There’s a lot to remember about hashes, so I’m bringing the definitions into one place as a reference.
Term | Definition |
Avalanche effect | Small changes in the output lead to bif changes in the output, with one bit change on the inpute creating change to at least 50% of the output. |
Deterministic | An input will always give the same output |
Preimage Resistance | Hard to work out the inputs from the hash |
Second Preimage Resistance | If you have a (specific) hash, it should be hard to find another input that will give the same hash |
Collision Resistance | Hard to find two imputs that create the same hash (any hash, we don’t care what it is) |
Common Hash Attacks
Dictionary attack
A dictionary attack is a type of brute force attack that uses a predefined list of passwords, including common words, phrases or passwords. It can be pruned if the attacker knows something about the target, for instance using children’s names or birthdays, pets names, street name, company name etc.
Rainbow/Lookup Tables
A rainbow or lookup table is a list of hashes and their respective plaintext. If an attacker has a password hash, they can simple look it up and find the actual password.
Birthday Attack
A birthday attack can be carried out by an adversary who has access to a legitimate and illegitimate replacement. They keep hashing/modifying each input until they both create the same hash.
Chosen-plaintext Attack
A chosen plaintext attack is when an attacker can influence the input and also view the output. An example being, back in WWII. The English know there are spies living amongst them reading the newspaper and encrypting messages and sending them back to Germany. The English are intercepting these messages and are slowly building up a code book but have some words missing, say the word ‘king’. The English print a small snippet about the King, with known codewords, knowing it will be encoded and sent to Germany. It is then a matter of elimination to find the ciphertext for ‘king’. As with all deciphering, the more messages intercepted the better for verifying correct translation.

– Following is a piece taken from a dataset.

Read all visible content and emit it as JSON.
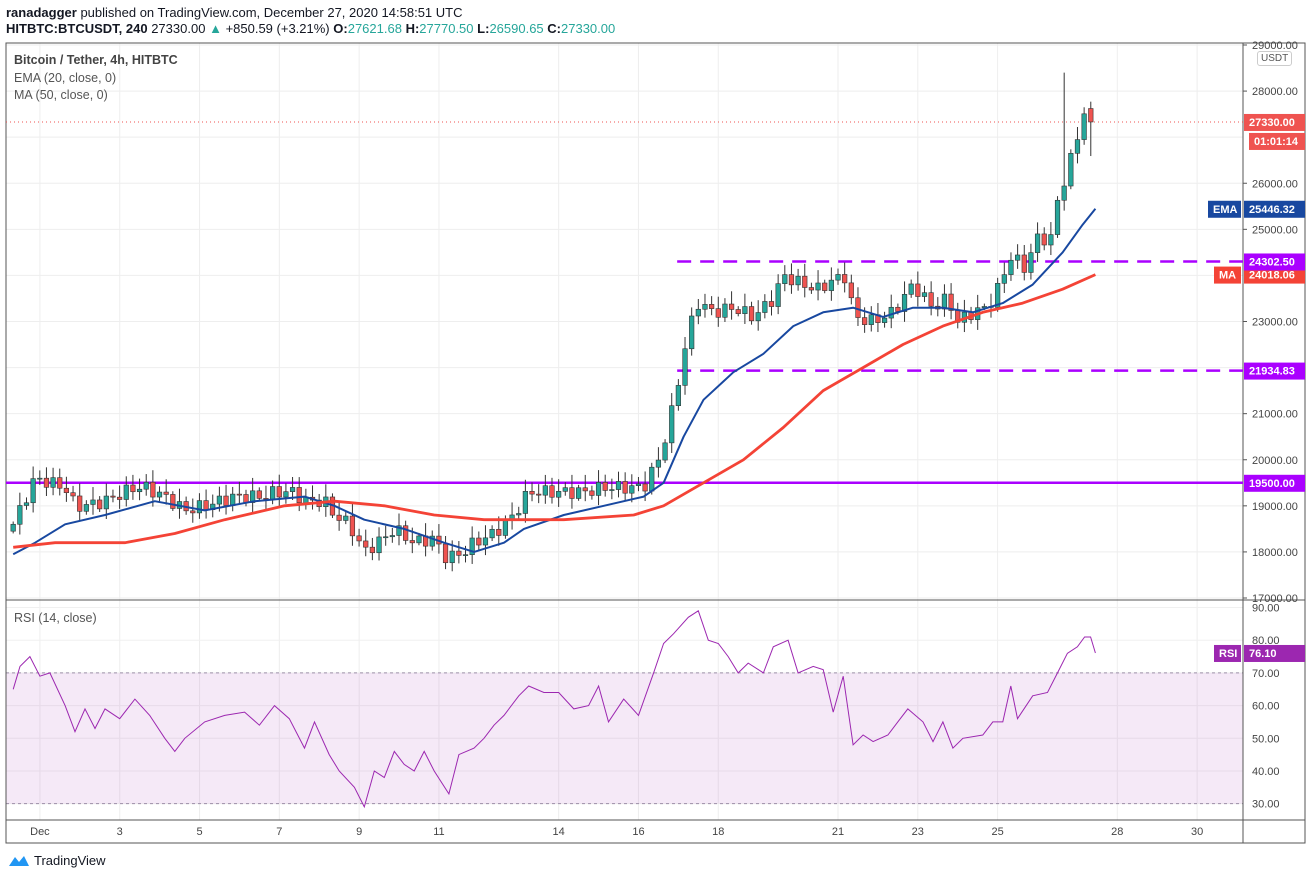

D. Learn about HMACS (and revise stream ciphers, MACs, and length extension attacks)
I enjoyed this video it gave a good overview of stream ciphers, with the message being XOR’d with a ‘keystream’. A keystream is a ramdomised string that the receiver can also generate for decryption. Because the stream cipher is a stream, the bits can be flipped by a man in the middle (we’ll learn how to prevent this).
On to block encryption.
Fingerprinting
So how do we create integrity in a message? A naive approach is to append a hash to a message, where the hash provides a fingerprint of the message.
Hash
Fingerprint: h(m) where
- m = message
- h = hash function
- | = append
But of course an attacker could just replace the message and append a hash for that new message and the receiver would have no way of checking.
MAC
So MACs (Message Authentication Code) were developed. A MAC relies on a shared secret between the sender and legitimate receiver, the message is still appended with a finder print, but the fingerprint is more complex.
Fingerprint: h(m|k), where:
- m = message
- k = key
- h = hash function
- | = append
This is better but is vulnerable to a length extension attack because of the underlying Merkle-Damgard in the encryption.
HMAC
Enter HMAC (Hash based Message Authentication Code). It works in a similar way where we add a fingerprint to the message but the fingerprint is more complex. Like the MAC it has a shared secret, the key, but the key is split into two subkeys, k1 and k2.
Fingerprint: h(h(k1|m)|k2), where:
- m = message
- k1 = sub key 1
- k2 = subkey 2
- h = hash function
- | = append
HMAC is immune to length extension
E. Length Extension Attack
A length extension attack is possible for encryption that relies on the hash of the previous block and the previous message being incorporated into the encryption of the current block (eg Merkle Damgard). Because of the inclusion of the hash, an attacker could take the hash of the current message, then add it to a new block, encrypt it and all of a sudden the message has been added to – The MAC will be valid and the receiver has no way of knowing. Unless of course the parties have an agreed number of blocks in their message.